И хотя ее слова до обидного несправедливы, я не обижаюсь, не оправдываюсь и ничего не произношу в ответ. Я просто зачарованно смотрю на Шурочку, на ее искривленный от испуга рот, размазанные по щекам слезы и перепачканные глиной руки — перепачканные по локоть так, словно на руках у нее глиняные перчатки. Смотрю — и в меня нежно впивается мой осколочек. Я снова люблю Шурочку, хотя и знаю, что она пожалуется на меня родителям, а ее родители пожалуются моим родителям мои же родители будут долго меня отчитывать, повторяя, что баловство в воде до добра не доводит.

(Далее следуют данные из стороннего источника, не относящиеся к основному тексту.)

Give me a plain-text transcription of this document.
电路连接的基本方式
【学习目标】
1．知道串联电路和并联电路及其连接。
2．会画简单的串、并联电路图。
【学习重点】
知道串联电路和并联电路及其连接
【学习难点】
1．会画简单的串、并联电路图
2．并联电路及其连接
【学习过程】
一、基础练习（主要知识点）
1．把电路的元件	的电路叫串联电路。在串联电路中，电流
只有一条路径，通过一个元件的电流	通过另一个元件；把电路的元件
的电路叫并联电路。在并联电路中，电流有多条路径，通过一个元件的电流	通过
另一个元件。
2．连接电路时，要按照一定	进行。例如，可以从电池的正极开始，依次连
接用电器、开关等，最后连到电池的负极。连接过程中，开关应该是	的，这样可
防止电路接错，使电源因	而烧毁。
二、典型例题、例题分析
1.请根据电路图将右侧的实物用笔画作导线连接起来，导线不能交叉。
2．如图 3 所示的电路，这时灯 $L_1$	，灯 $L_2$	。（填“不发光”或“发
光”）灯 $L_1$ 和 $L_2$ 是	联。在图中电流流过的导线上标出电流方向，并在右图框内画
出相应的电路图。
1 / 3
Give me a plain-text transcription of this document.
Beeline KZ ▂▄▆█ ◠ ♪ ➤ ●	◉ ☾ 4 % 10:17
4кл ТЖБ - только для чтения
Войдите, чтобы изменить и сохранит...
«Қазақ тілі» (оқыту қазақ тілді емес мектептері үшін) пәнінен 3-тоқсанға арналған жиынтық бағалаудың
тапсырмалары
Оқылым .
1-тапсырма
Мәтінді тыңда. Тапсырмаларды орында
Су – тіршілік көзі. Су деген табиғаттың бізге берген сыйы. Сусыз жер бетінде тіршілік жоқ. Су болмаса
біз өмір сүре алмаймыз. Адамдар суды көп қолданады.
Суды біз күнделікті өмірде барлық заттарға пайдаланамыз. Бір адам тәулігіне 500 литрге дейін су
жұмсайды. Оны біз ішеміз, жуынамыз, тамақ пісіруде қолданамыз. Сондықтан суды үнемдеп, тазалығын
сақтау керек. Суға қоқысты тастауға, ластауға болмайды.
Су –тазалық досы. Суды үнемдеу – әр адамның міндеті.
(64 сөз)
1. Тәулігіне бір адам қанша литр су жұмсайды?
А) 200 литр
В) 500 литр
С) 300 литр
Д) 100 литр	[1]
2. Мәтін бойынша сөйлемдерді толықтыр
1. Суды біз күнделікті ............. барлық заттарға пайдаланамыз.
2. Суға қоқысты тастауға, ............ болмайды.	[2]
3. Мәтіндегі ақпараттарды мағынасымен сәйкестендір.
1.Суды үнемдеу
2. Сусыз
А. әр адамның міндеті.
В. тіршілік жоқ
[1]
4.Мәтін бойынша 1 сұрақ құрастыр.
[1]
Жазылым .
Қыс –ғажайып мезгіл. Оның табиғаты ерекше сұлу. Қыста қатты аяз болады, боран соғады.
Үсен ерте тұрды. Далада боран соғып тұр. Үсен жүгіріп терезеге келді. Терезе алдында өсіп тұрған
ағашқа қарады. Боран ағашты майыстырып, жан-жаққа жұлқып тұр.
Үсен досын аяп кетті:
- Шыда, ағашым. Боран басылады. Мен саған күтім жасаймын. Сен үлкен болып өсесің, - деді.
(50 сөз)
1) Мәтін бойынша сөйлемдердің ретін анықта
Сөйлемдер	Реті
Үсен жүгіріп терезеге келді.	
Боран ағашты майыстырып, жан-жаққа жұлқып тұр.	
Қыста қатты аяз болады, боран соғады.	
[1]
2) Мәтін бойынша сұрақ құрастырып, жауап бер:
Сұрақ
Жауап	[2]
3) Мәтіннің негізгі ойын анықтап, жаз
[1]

Они даже запретят нам одним, без взрослых, ходить купаться в пруду-болотце. Я же все равно буду молчать и снова думать о Шурочке, чувствуя нежное покалывание моего осколка…
«Пребудьте!»
А вот мы возвращаемся с пруда, и в лесу нас застает гроза. Фосфорно-лиловые молнии рассекают небо, создавая на мгновение странный и нездешний полусвет, и в воздухе угадывается, улавливается привкус озона, смешанный с кислым металлическим привкусом и острым запахом ландышей… И вот на нас обрушивается ливень, мы прячемся под дубом, пританцовывая босыми ногами в теплой пузырящейся луже и от восторженного забытья и озноба прижимая локти к бокам… И вот… Впрочем, зачем я об этом рассказываю, если всего этого уже нет и в моих руках — лишь жалкая, слепленная из ноздреватого, пористого вещества фигурка! Я лежу на своем диване, опасаясь лишний раз повернуться, чтобы не отпала шаткая боковина, по горбатой крыше стучит дождь, капли падают в облупленный таз, и я не знаю, где я, — то ли в лесу, застигнутый грозой (значит, все-таки есть?), то ли у себя на чердаке. И живу ли я на самом деле, или вся моя жизнь умещается в жалкий обрывок слова: экзи… экзистен…?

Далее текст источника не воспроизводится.